Finansal akışlara gelince (sayfa XLVII, Tab. 11 ve devamı), yatırımlardaki toparlanmayı (+%5,8) hatırlarsak, 2010 yılında nakit akışındaki önemli artışın (+%21,5) seviyelere geri döndüğünü belirtmek gerekir. likiditeyi etkilemeden gerçekleşen, temettü dağıtımı ve finansal borcun net geri ödenmesi (yaklaşık 6 milyar avro, 2002'den beri ilk net azalma) için yer bırakarak, tek başına tüm kredileri finanse etmek için yeterli, on yılın en yüksek seviyelerinden çok uzak değil. stoklamak. Bu bir önceki yıl 5 milyar artmıştı. (+%14,1), 41,5 milyar ile dönemin maksimum tutarlılığına ulaştı. Euro'nun.
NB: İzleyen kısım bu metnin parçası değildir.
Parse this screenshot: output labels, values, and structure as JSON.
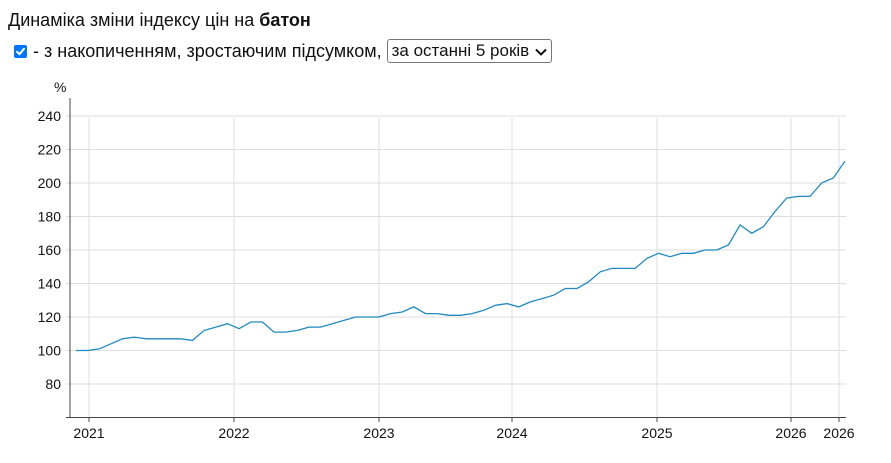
{
  "header": {
    "title_prefix": "Динаміка зміни індексу цін на ",
    "title_product": "батон",
    "checkbox_checked": true,
    "checkbox_label": "- з накопиченням, зростаючим підсумком,",
    "period_select": "за останні 5 років"
  },
  "chart_data": {
    "type": "line",
    "ylabel": "%",
    "ylim": [
      60,
      250
    ],
    "yticks": [
      80,
      100,
      120,
      140,
      160,
      180,
      200,
      220,
      240
    ],
    "xticks": [
      "2021",
      "2022",
      "2023",
      "2024",
      "2025",
      "2026",
      "2026"
    ],
    "grid": true,
    "line_color": "#1f8ac0",
    "series": [
      {
        "values": [
          [
            "2020-12",
            100
          ],
          [
            "2021-01",
            100
          ],
          [
            "2021-02",
            101
          ],
          [
            "2021-03",
            104
          ],
          [
            "2021-04",
            107
          ],
          [
            "2021-05",
            108
          ],
          [
            "2021-06",
            107
          ],
          [
            "2021-07",
            107
          ],
          [
            "2021-08",
            107
          ],
          [
            "2021-09",
            107
          ],
          [
            "2021-10",
            106
          ],
          [
            "2021-11",
            112
          ],
          [
            "2021-12",
            114
          ],
          [
            "2022-01",
            116
          ],
          [
            "2022-02",
            113
          ],
          [
            "2022-03",
            117
          ],
          [
            "2022-04",
            117
          ],
          [
            "2022-05",
            111
          ],
          [
            "2022-06",
            111
          ],
          [
            "2022-07",
            112
          ],
          [
            "2022-08",
            114
          ],
          [
            "2022-09",
            114
          ],
          [
            "2022-10",
            116
          ],
          [
            "2022-11",
            118
          ],
          [
            "2022-12",
            120
          ],
          [
            "2023-01",
            120
          ],
          [
            "2023-02",
            120
          ],
          [
            "2023-03",
            122
          ],
          [
            "2023-04",
            123
          ],
          [
            "2023-05",
            126
          ],
          [
            "2023-06",
            122
          ],
          [
            "2023-07",
            122
          ],
          [
            "2023-08",
            121
          ],
          [
            "2023-09",
            121
          ],
          [
            "2023-10",
            122
          ],
          [
            "2023-11",
            124
          ],
          [
            "2023-12",
            127
          ],
          [
            "2024-01",
            128
          ],
          [
            "2024-02",
            126
          ],
          [
            "2024-03",
            129
          ],
          [
            "2024-04",
            131
          ],
          [
            "2024-05",
            133
          ],
          [
            "2024-06",
            137
          ],
          [
            "2024-07",
            137
          ],
          [
            "2024-08",
            141
          ],
          [
            "2024-09",
            147
          ],
          [
            "2024-10",
            149
          ],
          [
            "2024-11",
            149
          ],
          [
            "2024-12",
            149
          ],
          [
            "2025-01",
            155
          ],
          [
            "2025-02",
            158
          ],
          [
            "2025-03",
            156
          ],
          [
            "2025-04",
            158
          ],
          [
            "2025-05",
            158
          ],
          [
            "2025-06",
            160
          ],
          [
            "2025-07",
            160
          ],
          [
            "2025-08",
            163
          ],
          [
            "2025-09",
            175
          ],
          [
            "2025-10",
            170
          ],
          [
            "2025-11",
            174
          ],
          [
            "2025-12",
            183
          ],
          [
            "2026-01",
            191
          ],
          [
            "2026-02",
            192
          ],
          [
            "2026-03",
            192
          ],
          [
            "2026-04",
            200
          ],
          [
            "2026-05",
            203
          ],
          [
            "2026-06",
            213
          ]
        ]
      }
    ]
  }
}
Borcun geri ödemesinin tamamen kamu sektörü tarafından yapılması, özel şirketler arasında bir miktar azalan (%-22,3) yatırım hacmini (+%1,7) de destekledi. 2010 yılında mali yapı güçlenmekte ve mali borç/özkaynak oranı %103,4'ten %96,3'e düşmektedir (sayfa LX, Tablo 23). Bu, tüm şirketlerde ortak bir özelliktir, bir önceki yıl bir yıl için ödenen borçta bir daralma yaşadıktan sonra mali fonlarını artıran (özsermayenin %94,7'den %95,3'e) orta ölçekli şirketler hariç, tüm şirketlerde ortak bir özelliktir. işletme sermayesinde azalma, ancak on yılın tarihi düşük seviyelerine ulaşıyor.
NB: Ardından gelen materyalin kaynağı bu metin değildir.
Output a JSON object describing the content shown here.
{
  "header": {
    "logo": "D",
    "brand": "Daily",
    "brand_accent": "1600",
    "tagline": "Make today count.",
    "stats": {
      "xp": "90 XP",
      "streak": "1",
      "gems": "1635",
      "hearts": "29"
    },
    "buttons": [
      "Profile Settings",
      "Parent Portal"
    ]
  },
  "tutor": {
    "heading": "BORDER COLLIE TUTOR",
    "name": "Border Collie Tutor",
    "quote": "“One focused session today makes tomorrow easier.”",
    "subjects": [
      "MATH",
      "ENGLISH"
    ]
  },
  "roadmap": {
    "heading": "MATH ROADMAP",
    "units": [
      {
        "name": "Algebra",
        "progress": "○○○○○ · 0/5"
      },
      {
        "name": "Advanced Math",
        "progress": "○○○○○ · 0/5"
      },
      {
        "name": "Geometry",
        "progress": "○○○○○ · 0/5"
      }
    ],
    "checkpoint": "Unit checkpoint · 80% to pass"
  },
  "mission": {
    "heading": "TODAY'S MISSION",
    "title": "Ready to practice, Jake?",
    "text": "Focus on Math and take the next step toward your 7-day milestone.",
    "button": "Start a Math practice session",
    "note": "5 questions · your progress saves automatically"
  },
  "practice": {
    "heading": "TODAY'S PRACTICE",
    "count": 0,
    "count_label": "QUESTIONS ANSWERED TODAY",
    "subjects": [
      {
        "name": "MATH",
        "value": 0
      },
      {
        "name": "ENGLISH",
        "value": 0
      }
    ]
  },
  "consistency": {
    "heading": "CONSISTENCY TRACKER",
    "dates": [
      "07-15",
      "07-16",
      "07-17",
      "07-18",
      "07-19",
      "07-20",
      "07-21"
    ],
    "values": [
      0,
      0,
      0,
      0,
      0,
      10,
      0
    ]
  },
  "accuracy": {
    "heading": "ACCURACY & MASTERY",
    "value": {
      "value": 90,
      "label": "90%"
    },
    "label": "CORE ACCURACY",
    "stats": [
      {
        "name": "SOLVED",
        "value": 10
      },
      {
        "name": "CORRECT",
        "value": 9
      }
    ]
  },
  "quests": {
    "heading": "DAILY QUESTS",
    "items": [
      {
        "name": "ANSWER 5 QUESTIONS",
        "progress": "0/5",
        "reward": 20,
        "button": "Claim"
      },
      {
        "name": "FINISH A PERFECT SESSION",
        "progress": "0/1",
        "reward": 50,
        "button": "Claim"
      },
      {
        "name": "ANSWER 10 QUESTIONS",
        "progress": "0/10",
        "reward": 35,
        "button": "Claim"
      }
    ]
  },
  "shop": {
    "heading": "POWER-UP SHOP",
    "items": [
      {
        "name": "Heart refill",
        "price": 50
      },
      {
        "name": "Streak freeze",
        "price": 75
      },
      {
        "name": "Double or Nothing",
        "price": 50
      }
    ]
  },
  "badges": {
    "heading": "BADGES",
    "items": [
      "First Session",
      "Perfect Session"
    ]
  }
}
Yabancı kontrolündeki şirketler, banka borçlarının bir kısmını şirketler arası krediler ve finansal olmayan borçlarla değiştirdiler (toplam borç ile öz sermaye arasındaki oran %194,4'ten %201,8'e yükseldi). Banka borcu, yaklaşık 36,6 milyar düşüşle toplam kredilerin %54,6'sını (2001'de %7,4 idi) temsil ediyor. 2010 yılında (4,7 milyar uzun vadeli ve 2,7 milyar kısa vadeli). Toplam cironun yaklaşık beşte birini temsil eden bir örneklem için 2011'in ilk altı ayında ortaya çıkan eğilimler, enerji için önceki altı aya göre ciroda yaklaşık %11'lik bir iyileşme ve imalatta %14'lük bir artışa işaret ediyor. devir. Doğrulanırsa, bu veriler yıllık bazda kriz öncesi satışların toparlanmasına yol açacaktır.
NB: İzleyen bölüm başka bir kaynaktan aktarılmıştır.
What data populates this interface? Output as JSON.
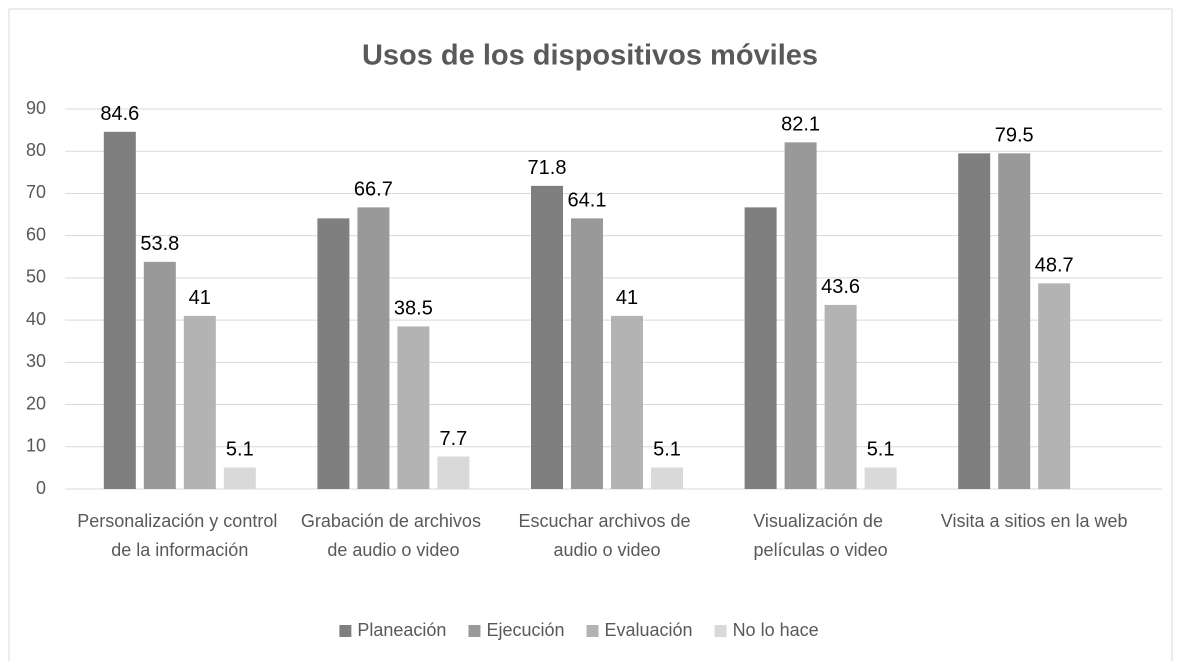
{
  "chart_data": {
    "type": "bar",
    "title": "Usos de los dispositivos móviles",
    "categories": [
      "Personalización y control de la información",
      "Grabación de archivos de audio o video",
      "Escuchar archivos de audio o video",
      "Visualización de películas o video",
      "Visita a sitios en la web"
    ],
    "series": [
      {
        "name": "Planeación",
        "color": "#7f7f7f",
        "values": [
          84.6,
          64.1,
          71.8,
          66.7,
          79.5
        ],
        "value_labels": [
          "84.6",
          null,
          "71.8",
          null,
          null
        ]
      },
      {
        "name": "Ejecución",
        "color": "#999999",
        "values": [
          53.8,
          66.7,
          64.1,
          82.1,
          79.5
        ],
        "value_labels": [
          "53.8",
          "66.7",
          "64.1",
          "82.1",
          "79.5"
        ]
      },
      {
        "name": "Evaluación",
        "color": "#b3b3b3",
        "values": [
          41,
          38.5,
          41,
          43.6,
          48.7
        ],
        "value_labels": [
          "41",
          "38.5",
          "41",
          "43.6",
          "48.7"
        ]
      },
      {
        "name": "No lo hace",
        "color": "#d9d9d9",
        "values": [
          5.1,
          7.7,
          5.1,
          5.1,
          null
        ],
        "value_labels": [
          "5.1",
          "7.7",
          "5.1",
          "5.1",
          null
        ]
      }
    ],
    "ylim": [
      0,
      90
    ],
    "yticks": [
      0,
      10,
      20,
      30,
      40,
      50,
      60,
      70,
      80,
      90
    ],
    "grid": true,
    "legend": "bottom"
  }
}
Marjlar ayrıca daha fazla toparlanma belirtileri (yaklaşık %7), enerjide hafif (yaklaşık %1), ancak imalatta çok önemli (yaklaşık %40) gösteriyor ve bu da bunun 9/10'una eşit bir yıllık seviyeye yol açacaktır. krizden önce. İstihdam herhangi bir toparlanma belirtisi göstermiyor (%-0,5) ve bu, 2010 yılında başlayan verimlilik toparlanmasının devam ettiğini ve satışlardaki artışı desteklediğini gösteriyor. İmalat sektörünün mali yapısı, önemli ölçüde sabit bir öz sermayeye karşı daha yüksek mali borçtan (+%6,7) ve maddi olmayan duran varlıkların büyümesinden (+%10) kaynaklanan bazı bozulma belirtileri gösteriyor. Bu, sabit bir öz sermayeye karşı yaklaşık 17 milyar gibi daha yüksek mali borçlar kaydeden imalat sektörüne atfedilebilecek bir dinamiktir. avro (+%28).